First off, there are no doubt specific laborious and dangerous activities performed by humans may be helped by machines, first with the assistance of rudimentary tools, then automated machines then machines with more sensors to decide on a better and dynamic course of action. Such devices already exist in many factories worldwide today, and way before, we decided to slap artificial intelligence as the moniker on them.
Machina
In fact, many of these kinds of machines, we with a glance to the future refer to as robots, are not intelligent at all, for what they contain is a sophisticated algorithm to weigh the priorities of the many signals received from its sensors to decide on a most precise or appropriate course of action. A course of action that mimics a human’s decision with experience would ideally make or would like to see made.
This brings us to the very meaning of intelligence as the loaded noun in the moniker of artificial intelligence. We commonly assign the merit of intelligence to a person with a lot of knowledge, a mistake we also make when referring to artificial intelligence, which by its dependence on data, should instead be referred to as artificial knowledge.
Einstein (1879-1955) referred to intelligence as
“Intelligence is not the ability to store information, but to know where to find it.” — Albert Einstein
Cause and Consequence
Those who promote artificial intelligence in its current form intrinsically believe that a deep understanding of hindsight, from which knowledge is derived, extrapolates to meaningful foresight that breaks the norm.
Knowledge in and of itself nothing more than memorization of consequence, not to be confounded with a comprehension of a cause. A confounding of consequence and cause that leads, and in practice in specific domains, has already led to grave depravity of reason in the words of Nietzsche (1844-1900).

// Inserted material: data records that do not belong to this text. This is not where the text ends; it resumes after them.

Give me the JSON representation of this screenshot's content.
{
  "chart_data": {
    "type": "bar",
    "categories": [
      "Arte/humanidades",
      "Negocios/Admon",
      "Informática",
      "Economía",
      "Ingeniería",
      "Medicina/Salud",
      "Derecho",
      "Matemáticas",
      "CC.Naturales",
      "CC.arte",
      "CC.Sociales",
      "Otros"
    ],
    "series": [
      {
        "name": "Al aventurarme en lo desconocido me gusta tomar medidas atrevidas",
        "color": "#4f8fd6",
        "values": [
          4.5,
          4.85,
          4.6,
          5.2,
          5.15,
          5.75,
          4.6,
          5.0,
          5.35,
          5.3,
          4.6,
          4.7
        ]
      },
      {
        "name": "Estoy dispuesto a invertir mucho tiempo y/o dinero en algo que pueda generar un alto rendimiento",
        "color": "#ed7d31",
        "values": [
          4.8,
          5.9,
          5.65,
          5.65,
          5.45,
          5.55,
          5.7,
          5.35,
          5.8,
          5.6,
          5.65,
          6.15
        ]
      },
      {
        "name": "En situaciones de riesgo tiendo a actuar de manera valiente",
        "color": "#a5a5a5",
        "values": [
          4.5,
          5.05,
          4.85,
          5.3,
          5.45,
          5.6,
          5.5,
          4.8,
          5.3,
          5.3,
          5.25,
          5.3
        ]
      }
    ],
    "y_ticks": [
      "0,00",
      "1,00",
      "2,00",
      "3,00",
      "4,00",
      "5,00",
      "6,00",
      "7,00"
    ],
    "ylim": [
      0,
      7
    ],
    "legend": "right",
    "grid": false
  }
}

In that context, technologies that use data as the primary basis for decision-making do not yield any intelligence to deviate meaningfully from the norm, as correlation does not yield causation. And worse, a dependence on correlation leads to fundamentally flawed decision-making.

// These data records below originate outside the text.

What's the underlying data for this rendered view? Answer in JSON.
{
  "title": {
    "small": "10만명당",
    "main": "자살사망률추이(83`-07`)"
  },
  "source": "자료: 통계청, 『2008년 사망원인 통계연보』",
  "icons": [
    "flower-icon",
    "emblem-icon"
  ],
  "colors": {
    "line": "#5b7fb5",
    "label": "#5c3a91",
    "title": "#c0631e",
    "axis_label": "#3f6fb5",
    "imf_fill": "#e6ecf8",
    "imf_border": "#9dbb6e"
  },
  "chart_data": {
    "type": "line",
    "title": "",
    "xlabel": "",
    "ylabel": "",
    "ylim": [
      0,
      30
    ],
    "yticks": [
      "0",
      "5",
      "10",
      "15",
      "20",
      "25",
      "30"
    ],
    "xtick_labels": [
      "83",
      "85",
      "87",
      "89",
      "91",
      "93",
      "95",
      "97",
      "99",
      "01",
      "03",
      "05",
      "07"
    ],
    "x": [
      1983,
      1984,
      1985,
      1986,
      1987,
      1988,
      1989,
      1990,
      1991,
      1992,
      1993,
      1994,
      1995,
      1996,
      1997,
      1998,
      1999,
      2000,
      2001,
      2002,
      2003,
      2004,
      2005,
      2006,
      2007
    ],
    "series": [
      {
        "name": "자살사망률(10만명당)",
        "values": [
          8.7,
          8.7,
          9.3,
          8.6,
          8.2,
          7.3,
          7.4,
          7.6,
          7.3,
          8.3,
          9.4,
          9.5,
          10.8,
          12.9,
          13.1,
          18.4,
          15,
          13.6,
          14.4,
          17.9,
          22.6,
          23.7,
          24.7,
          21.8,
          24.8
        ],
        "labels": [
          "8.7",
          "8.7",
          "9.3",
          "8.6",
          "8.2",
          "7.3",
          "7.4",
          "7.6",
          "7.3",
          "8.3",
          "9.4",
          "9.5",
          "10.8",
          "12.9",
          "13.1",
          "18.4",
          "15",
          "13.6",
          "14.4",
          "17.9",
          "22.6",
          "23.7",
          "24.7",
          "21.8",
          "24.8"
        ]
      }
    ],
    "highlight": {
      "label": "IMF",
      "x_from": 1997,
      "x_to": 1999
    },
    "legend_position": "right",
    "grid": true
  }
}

Not just as in two games of soccer with the same final score falsely suggesting gameplay must have been identical. Hence, dependence on a correlation of consequence in artificial intelligence will deter and blur the identification of cause and lead to stale and faulty intelligence. Artificial as the adjective more insightful than initially intended.
Asymmetry
Nature’s laws of evolution dictate intelligence cannot come from consequential data hopelessly attempting to revert to cause. We can all witness how a technology tool like Apple’s Siri spawns a disturbing number of false positives and false negatives that make the tool unusable for all but the most robotic tasks. Tasks we could hardly proclaim to yield intelligence.
So, will machines ever surpass human intelligence?

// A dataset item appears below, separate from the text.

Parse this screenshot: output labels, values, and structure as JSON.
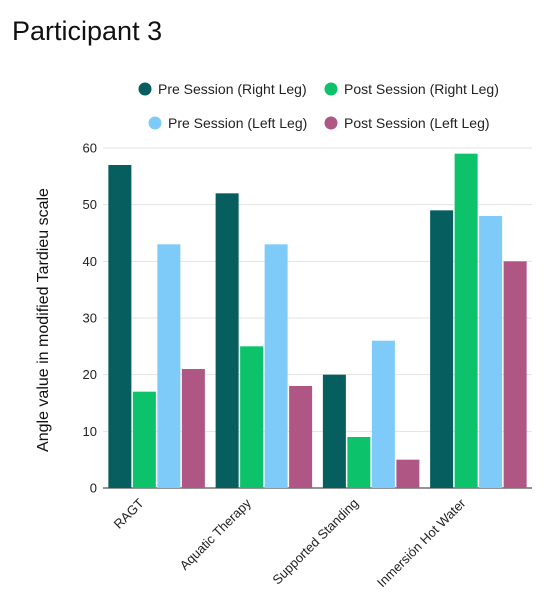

No. For intelligence that breaks the norm cannot be modeled, for such imagination has no precedent. And the endless and rapid regurgitation of downstream optimization from consequence pursued by artificial intelligence will not yield a better comprehension of cause, let alone lead to a new and better normalization of truth as the much-needed reinvigoration of the norm.
But the blind belief, human stupidity (as Einstein calls it) from a systemic confounding of consequence and cause, already omnipresent in many systems of humanity deployed worldwide, promulgated by far-fetch promises of artificial intelligence today, have, can and will lead to a further dumbing down of humanity, if we let it.
Idiots
“I fear the day that technology will surpass our human interaction. The world will have a generation of idiots.” — Albert Einstein
Instead, we shall develop systems to embrace a wider standard deviation of human ingenuity with innate respect and appreciation for our meaningful differences. So, we can discover the outliers responsible for our improving adaptability to nature.
The learning capabilities of machines will improve, with increasingly complex knowledge masquerading as intelligence. No different from how we sell knowledge as intelligence to ourselves.